OPINION: Leading researchers in robotics and artificial intelligence (AI) from Australia and Canada have today published open letters calling on their respective Prime Ministers to take a stand against weaponising AI.

The letters ask that Australia and Canada be the next countries to call for a ban on lethal autonomous weapons at the upcoming United Nations (UN) disarmament conference, the strangely named Conference on the Convention on Certain Conventional Weapons (CCW) to be held in Geneva later this month.

To date, 19 countries have called for a pre-emptive ban on autonomous weapons: Algeria, Argentina, Bolivia, Chile, Costa Rica, Cuba, Ecuador, Egypt, Ghana, Guatemala, Holy See, Mexico, Nicaragua, Pakistan, Panama, Peru, State of Palestine, Venezuela and Zimbabwe.

Before Terminator

Lethal autonomous weapons are often described as “killer robots”. This paints a deceptive picture in most people’s minds.

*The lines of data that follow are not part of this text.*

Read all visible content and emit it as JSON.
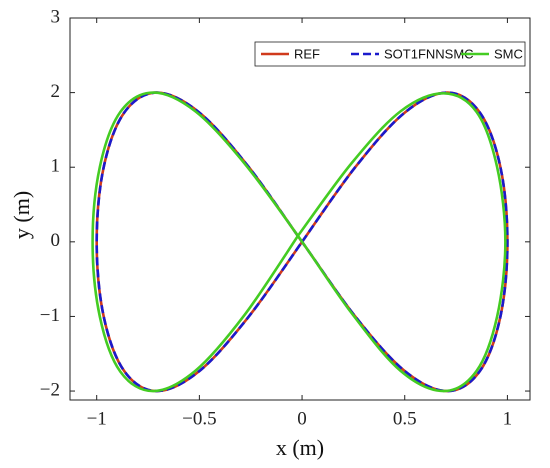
{
  "chart_data": {
    "type": "line",
    "xlabel": "x (m)",
    "ylabel": "y (m)",
    "xlim": [
      -1.13,
      1.11
    ],
    "ylim": [
      -2.12,
      3
    ],
    "xticks": [
      {
        "value": -1,
        "label": "−1"
      },
      {
        "value": -0.5,
        "label": "−0.5"
      },
      0,
      0.5,
      1
    ],
    "yticks": [
      {
        "value": -2,
        "label": "−2"
      },
      {
        "value": -1,
        "label": "−1"
      },
      0,
      1,
      2,
      3
    ],
    "legend": "upper-right",
    "series": [
      {
        "name": "REF",
        "color": "#d03a1c",
        "style": "solid",
        "x": [
          0,
          0.259,
          0.5,
          0.707,
          0.866,
          0.966,
          1,
          0.966,
          0.866,
          0.707,
          0.5,
          0.259,
          0,
          -0.259,
          -0.5,
          -0.707,
          -0.866,
          -0.966,
          -1,
          -0.966,
          -0.866,
          -0.707,
          -0.5,
          -0.259,
          0
        ],
        "values": [
          0,
          1.0,
          1.732,
          2,
          1.732,
          1.0,
          0,
          -1.0,
          -1.732,
          -2,
          -1.732,
          -1.0,
          0,
          1.0,
          1.732,
          2,
          1.732,
          1.0,
          0,
          -1.0,
          -1.732,
          -2,
          -1.732,
          -1.0,
          0
        ]
      },
      {
        "name": "SOT1FNNSMC",
        "color": "#1a1acc",
        "style": "dashed",
        "x": [
          0,
          0.259,
          0.5,
          0.707,
          0.866,
          0.966,
          1,
          0.966,
          0.866,
          0.707,
          0.5,
          0.259,
          0,
          -0.259,
          -0.5,
          -0.707,
          -0.866,
          -0.966,
          -1,
          -0.966,
          -0.866,
          -0.707,
          -0.5,
          -0.259,
          0
        ],
        "values": [
          0,
          1.0,
          1.732,
          2,
          1.732,
          1.0,
          0,
          -1.0,
          -1.732,
          -2,
          -1.732,
          -1.0,
          0,
          1.0,
          1.732,
          2,
          1.732,
          1.0,
          0,
          -1.0,
          -1.732,
          -2,
          -1.732,
          -1.0,
          0
        ]
      },
      {
        "name": "SMC",
        "color": "#44cc22",
        "style": "solid",
        "x": [
          -0.02,
          0.24,
          0.48,
          0.69,
          0.85,
          0.95,
          0.99,
          0.95,
          0.85,
          0.69,
          0.48,
          0.24,
          -0.02,
          -0.28,
          -0.52,
          -0.725,
          -0.885,
          -0.985,
          -1.02,
          -0.985,
          -0.885,
          -0.725,
          -0.52,
          -0.28,
          -0.02
        ],
        "values": [
          0.08,
          1.05,
          1.75,
          1.99,
          1.74,
          1.0,
          0,
          -1.0,
          -1.73,
          -2,
          -1.73,
          -0.95,
          0.08,
          1.05,
          1.75,
          2,
          1.74,
          1.0,
          0,
          -1.0,
          -1.74,
          -2,
          -1.73,
          -0.98,
          0.08
        ]
      }
    ]
  }
}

We’re not talking about a movie-style Terminator, but rather much simpler technologies that are potentially only a few years away. Think of a predator drone flying above the skies of Iraq but replace the human pilot with a computer. Now, a computer could make the final life or death decision to fire its Hellfire missile.

I’m most worried not about smart AI but stupid AI. We will be giving machines the right to make such life-or-death decisions, but current technologies are not capable of making such decisions correctly.

In the longer term, autonomous weapons will become more capable. But my concern then shifts to how such weapons will destabilise the geopolitical order and ultimately become another weapon of mass destruction.

The Australian letter was released simultaneously with one signed by hundreds of AI experts in Canada, including two of the founders of Deep Learning, AI pioneers Geoffrey Hinton and Yoshua Bengio. The Canadian letter urges Prime Minister Justin Trudeau to support such a ban.

In the interest of full disclosure, I organised the Australian letter. It is signed by a dozen or so Deans and Heads of Schools, as well as dozens of professors of AI and robotics. In total, 122 faculty members working in AI and robotics in Australia have signed the letter.

The letter says lethal autonomous weapons lacking meaningful human control sit on the wrong side of a clear moral line. It adds:

To this end, we ask Australia to announce its support for the call to ban lethal autonomous weapons systems at the upcoming UN Conference on CCW. Australia should also commit to working with other states to conclude a new international agreement that achieves this objective.

In this way, our government can reclaim its position of moral leadership on the world stage as demonstrated previously in other areas like the non-proliferation of nuclear weapons.

With Australia’s recent election to the UN’s Human Rights Council, the issue of lethal autonomous weapons is even more pressing for Australia to address.

Support is growing

The AI and robotics communities have sent a clear and consistent message over the past couple of years about this issue. In 2015, thousands of AI and robotics researchers from around the world signed an open letter released at the start of the main AI conference calling for a ban.

Most recently, industry joined the call when in August this year more than 100 founders of AI and robotics companies warned of opening “the Pandora’s box” and asking the UN to take urgent action.

The UN is listening and taking action, though like all things diplomatic, progress is not rapid. In December 2016, after three years of informal talks, the UN decided to begin formal discussions within a Group of Governmental Experts. As the name suggests, this is a group of technical, legal and political experts chosen by the member states to make recommendations about autonomous weapons that could contribute to but not negotiate a treaty banning their use.

This group meets for the first time in Geneva next Monday. They will discuss topics such as should autonomous weapons always have “meaningful human control”? and what does this mean in practice?

An AI arms race

The international non-government body Human Rights Watch has invited me to the meeting and I will speak about the dangers of not taking action to ban autonomous weapons. Without a ban, there will be an arms race to develop increasingly capable autonomous weapons.

This has rightly been described as the third revolution in warfare. The first revolution was the invention of gunpowder. The second was the invention of nuclear bombs. This third revolution would be another step change in the speed and efficiency with which we could kill.

For these will be weapons of mass destruction. One programmer will be able to control a whole army. Every other weapon of mass destruction has been banned or is in the process of being banned: chemical weapons and biological weapons are banned, and a nuclear weapons treaty recently reached the 50 signatures required to become law. We must add autonomous weapons to the list of weapons that are morally unacceptable to use.

We cannot stop AI technology being developed. It will be used for many peaceful purposes like autonomous cars. But we can make it morally unacceptable to use to kill, as we have decided with chemical and biological weapons.

This, I hope, will make the world a safer and better place.

Toby Walsh is Scientia Professor of Artificial Intelligence at UNSW, Guest Professor at TU Berlin, and leader of the Algorithmic Decision Theory group at Data61, Australia's Centre of Excellence for ICT Research.